Looking at our code we generate a fixed-length random password: - length 7 or the minimum password length, whichever is larger (minimum password default seams to be 1 so it's usually 7) - one character is always a digit, which character is a digit is random - All other characters are [a-zA-Z]
A digit has 10 possibilities, the alphabet has 26 characters which combined with an upper-lower set is (26*2) = 52 possibilities.
So for one digit placement (ie: #XXXXXX) the number of possible passwords is (10 * 52^6) (ie: [10, 52, 52, 52, 52, 52, 52]), for all 7 digit placements that is multiplied by 7.

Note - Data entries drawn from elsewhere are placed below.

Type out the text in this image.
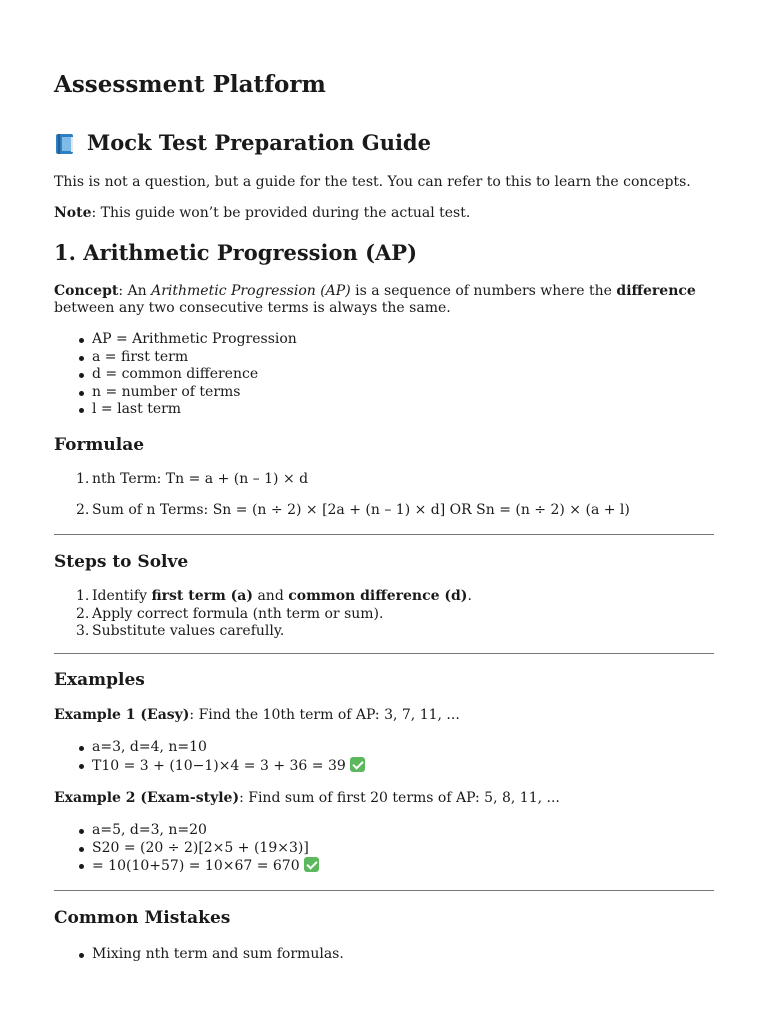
Assessment Platform
Mock Test Preparation Guide

This is not a question, but a guide for the test. You can refer to this to learn the concepts.

Note: This guide won’t be provided during the actual test.

1. Arithmetic Progression (AP)

Concept: An Arithmetic Progression (AP) is a sequence of numbers where the difference
between any two consecutive terms is always the same.

AP = Arithmetic Progression
a = first term
d = common difference
n = number of terms
l = last term
Formulae
1. nth Term: Tn = a + (n – 1) × d
2. Sum of n Terms: Sn = (n ÷ 2) × [2a + (n – 1) × d] OR Sn = (n ÷ 2) × (a + l)
Steps to Solve
1. Identify first term (a) and common difference (d).
2. Apply correct formula (nth term or sum).
3. Substitute values carefully.
Examples

Example 1 (Easy): Find the 10th term of AP: 3, 7, 11, ...

a=3, d=4, n=10
T10 = 3 + (10−1)×4 = 3 + 36 = 39

Example 2 (Exam-style): Find sum of first 20 terms of AP: 5, 8, 11, ...

a=5, d=3, n=20
S20 = (20 ÷ 2)[2×5 + (19×3)]
= 10(10+57) = 10×67 = 670
Common Mistakes
Mixing nth term and sum formulas.
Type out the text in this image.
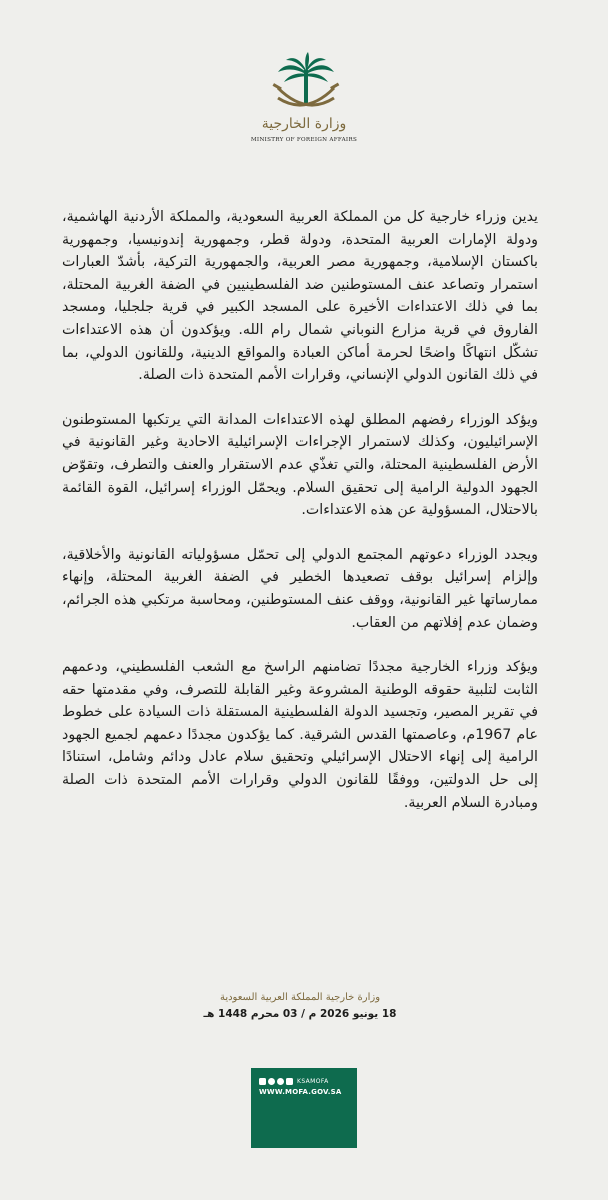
وزارة الخارجية
MINISTRY OF FOREIGN AFFAIRS

يدين وزراء خارجية كل من المملكة العربية السعودية، والمملكة الأردنية الهاشمية، ودولة الإمارات العربية المتحدة، ودولة قطر، وجمهورية إندونيسيا، وجمهورية باكستان الإسلامية، وجمهورية مصر العربية، والجمهورية التركية، بأشدّ العبارات استمرار وتصاعد عنف المستوطنين ضد الفلسطينيين في الضفة الغربية المحتلة، بما في ذلك الاعتداءات الأخيرة على المسجد الكبير في قرية جلجليا، ومسجد الفاروق في قرية مزارع النوباني شمال رام الله. ويؤكدون أن هذه الاعتداءات تشكّل انتهاكًا واضحًا لحرمة أماكن العبادة والمواقع الدينية، وللقانون الدولي، بما في ذلك القانون الدولي الإنساني، وقرارات الأمم المتحدة ذات الصلة.

ويؤكد الوزراء رفضهم المطلق لهذه الاعتداءات المدانة التي يرتكبها المستوطنون الإسرائيليون، وكذلك لاستمرار الإجراءات الإسرائيلية الاحادية وغير القانونية في الأرض الفلسطينية المحتلة، والتي تغذّي عدم الاستقرار والعنف والتطرف، وتقوّض الجهود الدولية الرامية إلى تحقيق السلام. ويحمّل الوزراء إسرائيل، القوة القائمة بالاحتلال، المسؤولية عن هذه الاعتداءات.

ويجدد الوزراء دعوتهم المجتمع الدولي إلى تحمّل مسؤولياته القانونية والأخلاقية، وإلزام إسرائيل بوقف تصعيدها الخطير في الضفة الغربية المحتلة، وإنهاء ممارساتها غير القانونية، ووقف عنف المستوطنين، ومحاسبة مرتكبي هذه الجرائم، وضمان عدم إفلاتهم من العقاب.

ويؤكد وزراء الخارجية مجددًا تضامنهم الراسخ مع الشعب الفلسطيني، ودعمهم الثابت لتلبية حقوقه الوطنية المشروعة وغير القابلة للتصرف، وفي مقدمتها حقه في تقرير المصير، وتجسيد الدولة الفلسطينية المستقلة ذات السيادة على خطوط عام 1967م، وعاصمتها القدس الشرقية. كما يؤكدون مجددًا دعمهم لجميع الجهود الرامية إلى إنهاء الاحتلال الإسرائيلي وتحقيق سلام عادل ودائم وشامل، استنادًا إلى حل الدولتين، ووفقًا للقانون الدولي وقرارات الأمم المتحدة ذات الصلة ومبادرة السلام العربية.

وزارة خارجية المملكة العربية السعودية
18 يونيو 2026 م / 03 محرم 1448 هـ
KSAMOFA
WWW.MOFA.GOV.SA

(10 * 52^6) * 7 = 1383942676480
So there are 1383942676480 (~1.38 x 10^12) possible passwords to generate.
Going back to the estimate of a theoretical brute force attack able to guess 1000 passwords/second without any rate limiting, that will take 8.95 years to go through the entire password space. If I understand Thomas Dalton's note about halving the number of combinations then that would be an average of 4.5 years.
Given that we expire a temporary password within 7 days after generating it at 1000 passwords/second an attacker will be able to go through (7 * 24 * 60 * 60 * 1000) = 604800000 potential passwords, which when divided by the number of possible passwords is ((7 * 24 * 60 * 60 * 1000) / (10 * 52^6)) = 0.3% of the possible passwords.
And of course, we rate limit password guesses when a cache is available. Though making that a 'we always rate limit password guesses' would be a good idea.
Since the strength of that is already good enough I'd still opt to instead work on the less simple task of replacing our randomized 'passwords' with a generated token embedded in a link.